Ben Wizner, the ACLU attorney who argued the Jeppesen case so far successfully, calls it "historic," and I think he is right. At the same time, as he points out it's not an end to anything. At most, it's the beginning -- the beginning of the civil lawsuit brought against Jeppesen by five men who were subjected to the "extraordinary rendition" and then tortured by foreign countries and Americans in Afghanistan. Jeppesen Dataplan allegedly helped to arrange the flights that transported these men to their torture countries.
A bottom-line read of the decision: the government can assert the privilege for any piece of evidence in any case. It just can't assert the privilege as an immunity doctrine -- or a justiciability doctrine -- as a way to end the case before it begins. (There are some obvious exceptions that the case today doesn't touch -- like if a spy were to sue the CIA for non-payment. Can't do that.)

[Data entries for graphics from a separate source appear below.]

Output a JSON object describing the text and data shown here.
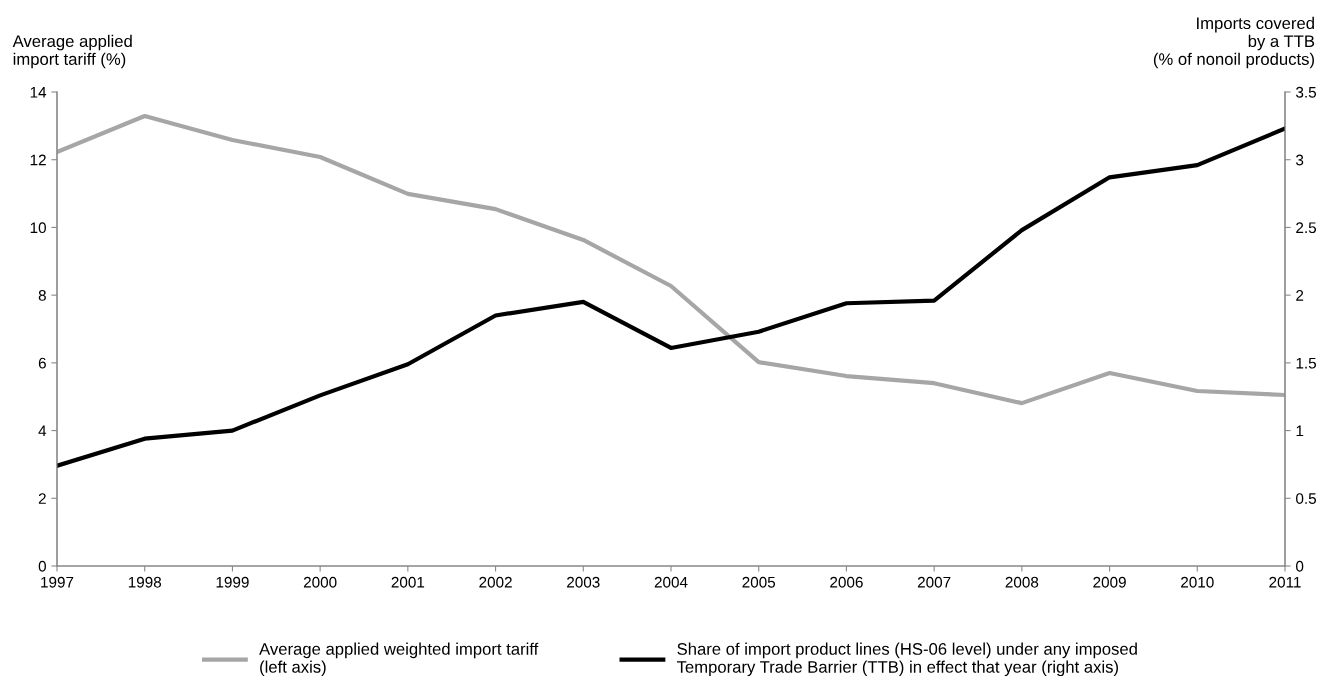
{
  "chart_data": {
    "type": "line",
    "ylabel": "Average applied\nimport tariff (%)",
    "y2label": "Imports covered\nby a TTB\n(% of nonoil products)",
    "x": [
      1997,
      1998,
      1999,
      2000,
      2001,
      2002,
      2003,
      2004,
      2005,
      2006,
      2007,
      2008,
      2009,
      2010,
      2011
    ],
    "xlim": [
      1997,
      2011
    ],
    "xticks": [
      1997,
      1998,
      1999,
      2000,
      2001,
      2002,
      2003,
      2004,
      2005,
      2006,
      2007,
      2008,
      2009,
      2010,
      2011
    ],
    "ylim": [
      0,
      14
    ],
    "yticks": [
      0,
      2,
      4,
      6,
      8,
      10,
      12,
      14
    ],
    "y2lim": [
      0,
      3.5
    ],
    "y2ticks": [
      0,
      0.5,
      1,
      1.5,
      2,
      2.5,
      3,
      3.5
    ],
    "series": [
      {
        "name": "Average applied weighted import tariff\n(left axis)",
        "color": "#a6a6a6",
        "values": [
          12.23,
          13.29,
          12.58,
          12.08,
          10.99,
          10.54,
          9.63,
          8.27,
          6.02,
          5.61,
          5.4,
          4.81,
          5.7,
          5.17,
          5.05
        ]
      },
      {
        "name": "Share of import product lines (HS-06 level) under any imposed\nTemporary Trade Barrier (TTB) in effect that year (right axis)",
        "color": "#000000",
        "axis": "y2",
        "values": [
          0.74,
          0.94,
          1.0,
          1.26,
          1.49,
          1.85,
          1.95,
          1.61,
          1.73,
          1.94,
          1.96,
          2.48,
          2.87,
          2.96,
          3.23
        ]
      }
    ],
    "grid": false,
    "legend": "bottom",
    "marker": "none",
    "line_style": "solid"
  }
}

But it ensures that the SSP is mostly and primarily an evidentiary privilege -- that's what civil libertarians have long wanted to hear from a court -- and that's what the State Secrets Protection Act in Congress (the formerly bipartisan Specter-Leahy SSPA) would turn into law.
"The question here is not whether there are secrets associated with this case, but whether you can determine before the case has begun whether they are absolutely indispensable for the plaintiff to the prove the case or for the defense to defend it," Wizner said.